In “The Lobster,” how does Yorgos Lanthimos demonstrate the theme of emotional detachment?

Quick Answer: In his darkly funny film The Lobster, Yorgos Lanthimos injects the setting with a sort of loneliness and emotional detachment that borders on robotic. He uses a number of tools to achieve this, including near-lifeless dialogue and positioning his characters slightly out of frame. In a film where characters must face shallow romance or doomed transformation into an animal, the lack of feeling and caring for one another as is depicted in the use of the camera shots, the performance of the actors, and the elements of the screenplay show that the regression toward the non-human, basic animalistic emotional state has already taken place.

If you had doubts about The Lobster’s (2016) pervading theme of emotional detachment, you only need watch the opening scene. The camera placement and action immediately set the tone for the remainder of the film. In the scene, director Yorgos Lanthimos presents a shot of a woman (Jacqueline Abrahams)—who is, significantly, alone—driving in a light rain storm. She stops the car and goes out into a field where two small donkeys are grazing. However, the audience doesn’t follow her into the field; the camera remains in the car. We see the action from a distance, thus removing us, uninvolving us, from what is to follow. The intermittent wipers seem to mirror the blinking of eyes, associating a person with a machine and anticipating the film’s dehumanizing universe. The woman then shoots one of the donkeys. At this point we don’t know what to make of this violence.

As the events of the film unfold, the audience is left to digest the implications of the opening scene. We learn that the universe of the film splits society between either enforced companionship or solitude. Those who don’t find a partner are transformed into the animal of their choosing. The solitary woman is unable to tolerate the animal couple—either because of their sheer coupledom or because she had previously known one of the donkeys when it was still human—and must remove one of the creatures. She thus leaves the other one, like herself, to go it alone.


Colin Farrell as David with his brother, a dog

The introduction of the film’s major players is equally detached. Most of the characters aren’t indicated by their names, but rather by superficial epithets like Nosebleed Woman and Biscuit Woman. This distancing effect inhibits the characters’ ability to emotionally bond with others unless they happen to share the same defining quality. The film is narrated by once such character: The Shortsighted Woman (Rachel Weisz). However, we don’t learn her identity until halfway through the film, preventing the audience to connect with her character. The narration, as well as the entirety of the film’s dialogue, is delivered in a deadpan monotone. This decidedly inexpressive mode of communication suggests that people have devolved into unemotional robots.

Lanthimos’ direction further emphasizes his characters’ inhuman presence. There are several scenes where characters are not seen entirely or their faces are out of sight, almost as if they are not fully realized humans. For example, when David (Colin Farrell) checks into the hotel where he must find a mate, he enters a room where several people are shot from the waist down. Another example is the first scene in which we meet David.

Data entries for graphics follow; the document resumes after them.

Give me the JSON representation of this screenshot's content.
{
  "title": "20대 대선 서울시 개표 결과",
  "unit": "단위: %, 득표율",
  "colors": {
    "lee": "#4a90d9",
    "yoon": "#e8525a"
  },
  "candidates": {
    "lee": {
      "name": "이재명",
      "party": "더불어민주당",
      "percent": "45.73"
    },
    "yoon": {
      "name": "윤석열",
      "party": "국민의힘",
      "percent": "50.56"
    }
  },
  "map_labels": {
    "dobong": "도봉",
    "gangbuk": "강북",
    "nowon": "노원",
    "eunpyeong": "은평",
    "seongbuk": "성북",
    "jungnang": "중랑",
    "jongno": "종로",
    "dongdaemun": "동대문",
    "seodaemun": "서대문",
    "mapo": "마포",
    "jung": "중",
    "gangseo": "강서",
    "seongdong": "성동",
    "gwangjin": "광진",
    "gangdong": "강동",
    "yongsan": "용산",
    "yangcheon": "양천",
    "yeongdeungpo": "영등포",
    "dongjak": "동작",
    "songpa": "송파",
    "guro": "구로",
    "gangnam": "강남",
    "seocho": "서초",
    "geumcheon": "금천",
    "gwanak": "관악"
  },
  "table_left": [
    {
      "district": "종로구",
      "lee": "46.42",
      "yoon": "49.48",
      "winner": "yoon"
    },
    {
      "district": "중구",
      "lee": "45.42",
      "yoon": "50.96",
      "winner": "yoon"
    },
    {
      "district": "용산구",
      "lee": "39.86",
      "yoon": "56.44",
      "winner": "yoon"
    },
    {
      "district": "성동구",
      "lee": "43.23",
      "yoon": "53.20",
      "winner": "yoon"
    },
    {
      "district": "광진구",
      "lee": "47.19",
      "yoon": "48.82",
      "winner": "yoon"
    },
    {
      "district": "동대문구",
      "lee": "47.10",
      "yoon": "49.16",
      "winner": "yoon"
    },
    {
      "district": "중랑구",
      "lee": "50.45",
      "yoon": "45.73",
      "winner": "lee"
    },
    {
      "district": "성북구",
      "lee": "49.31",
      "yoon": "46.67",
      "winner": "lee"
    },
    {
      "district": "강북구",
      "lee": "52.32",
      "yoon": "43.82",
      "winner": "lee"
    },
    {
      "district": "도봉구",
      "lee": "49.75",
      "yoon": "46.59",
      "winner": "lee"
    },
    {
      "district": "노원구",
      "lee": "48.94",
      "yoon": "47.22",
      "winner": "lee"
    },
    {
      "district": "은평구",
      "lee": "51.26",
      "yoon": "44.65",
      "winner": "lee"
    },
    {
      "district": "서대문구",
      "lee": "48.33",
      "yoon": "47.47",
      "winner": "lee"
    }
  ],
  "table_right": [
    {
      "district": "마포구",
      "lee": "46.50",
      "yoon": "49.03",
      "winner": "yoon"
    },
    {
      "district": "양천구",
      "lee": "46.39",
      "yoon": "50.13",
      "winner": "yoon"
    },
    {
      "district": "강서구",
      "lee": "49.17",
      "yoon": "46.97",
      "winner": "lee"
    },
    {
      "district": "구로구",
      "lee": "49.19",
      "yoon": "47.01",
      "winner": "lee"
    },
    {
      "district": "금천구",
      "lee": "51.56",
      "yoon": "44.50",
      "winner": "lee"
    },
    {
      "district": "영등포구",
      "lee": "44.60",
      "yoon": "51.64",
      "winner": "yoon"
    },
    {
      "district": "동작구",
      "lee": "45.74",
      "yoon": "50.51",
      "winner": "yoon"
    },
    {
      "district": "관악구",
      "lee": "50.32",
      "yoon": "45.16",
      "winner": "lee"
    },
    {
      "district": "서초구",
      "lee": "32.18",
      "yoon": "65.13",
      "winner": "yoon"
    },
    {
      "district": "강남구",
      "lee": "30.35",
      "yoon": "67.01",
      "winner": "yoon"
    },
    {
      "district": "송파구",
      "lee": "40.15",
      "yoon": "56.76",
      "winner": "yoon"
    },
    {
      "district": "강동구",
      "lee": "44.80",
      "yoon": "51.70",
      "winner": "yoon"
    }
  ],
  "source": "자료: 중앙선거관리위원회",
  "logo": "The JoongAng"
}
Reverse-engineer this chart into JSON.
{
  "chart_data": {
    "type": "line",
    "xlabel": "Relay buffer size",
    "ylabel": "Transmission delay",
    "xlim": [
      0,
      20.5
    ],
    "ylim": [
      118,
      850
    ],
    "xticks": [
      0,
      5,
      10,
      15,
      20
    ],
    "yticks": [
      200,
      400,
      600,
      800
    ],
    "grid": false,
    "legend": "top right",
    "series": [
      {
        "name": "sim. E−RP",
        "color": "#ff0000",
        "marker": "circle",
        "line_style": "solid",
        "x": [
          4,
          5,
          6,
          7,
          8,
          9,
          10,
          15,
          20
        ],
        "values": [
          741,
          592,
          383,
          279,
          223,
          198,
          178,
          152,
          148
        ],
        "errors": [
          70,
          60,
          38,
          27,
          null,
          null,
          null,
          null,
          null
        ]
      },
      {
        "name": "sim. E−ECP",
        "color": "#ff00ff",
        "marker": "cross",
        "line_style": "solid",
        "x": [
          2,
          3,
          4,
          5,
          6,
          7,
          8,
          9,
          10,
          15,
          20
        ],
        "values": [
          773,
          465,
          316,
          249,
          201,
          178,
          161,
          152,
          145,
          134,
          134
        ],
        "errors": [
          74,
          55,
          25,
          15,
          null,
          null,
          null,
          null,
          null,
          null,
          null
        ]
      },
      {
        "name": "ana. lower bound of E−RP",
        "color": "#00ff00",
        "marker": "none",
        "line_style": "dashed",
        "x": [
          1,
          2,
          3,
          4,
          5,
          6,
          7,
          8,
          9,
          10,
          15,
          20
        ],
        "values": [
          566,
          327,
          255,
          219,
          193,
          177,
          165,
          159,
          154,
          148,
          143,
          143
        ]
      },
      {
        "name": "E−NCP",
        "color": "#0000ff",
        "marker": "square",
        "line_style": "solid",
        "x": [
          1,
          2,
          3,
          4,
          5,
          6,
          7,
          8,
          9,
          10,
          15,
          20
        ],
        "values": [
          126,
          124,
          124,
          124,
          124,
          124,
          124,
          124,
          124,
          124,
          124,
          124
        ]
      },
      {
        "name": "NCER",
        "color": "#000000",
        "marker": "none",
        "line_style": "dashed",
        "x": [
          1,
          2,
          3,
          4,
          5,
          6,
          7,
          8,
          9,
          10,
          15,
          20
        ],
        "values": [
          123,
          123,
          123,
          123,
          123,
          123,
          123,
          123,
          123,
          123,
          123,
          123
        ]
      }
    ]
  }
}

His face is turned at an angle away from the camera, again fostering a sense of detachment, as he talks to his off-screen wife about her infidelity.


Colin Farrell as David

The script consistently uses non-emotional, physical characteristics to show how these people define themselves. The aforementioned epithets often reduce people to a single physical quality, such as a lisp or limp, to show how the depth of human personality has shrunk to a shallow version of its prior self. Instead of discussing what has gone wrong substantively with his marriage, David reduces the problem to a superficial one. He asks if the “other man” wears glasses or contact lenses, as if this one minor physical aspect is the only thing that can hold the couple together. He feels the same way about how visual problems are the only element that connects him to The Shortsighted Woman. One woman at the hotel chooses to distinguish herself by her long blonde hair; she sees that part of herself as the most important aspect of a person. It is fitting that she becomes a horse with a flowing mane. Like Bottom in A Midsummer Night’s Dream, who is an ass even before he becomes one, or Gregor Samsa in Metamorphosis, who is a bug before he actually transforms into one, this woman has morphed into her basic animal nature even before the actual event takes place.


John C. Reilly as Lisping Man, Ben Whishaw as Limping Man and Colin Farrell as David

Even though the hotel is supposed to function as a site for people to find romantic partners, Lanthimos injects the setting with loneliness and emotional detachment that borders on robotic. Though these characters face either shallow romance or doomed transformation, it seems that the hope of their becoming more human has already been lost. The lack of feeling and caring for one another as is depicted in the use of the camera shots, the performance of the actors, and the elements of the screenplay show that the regression toward the non-human, basic animalistic emotional state has already taken place.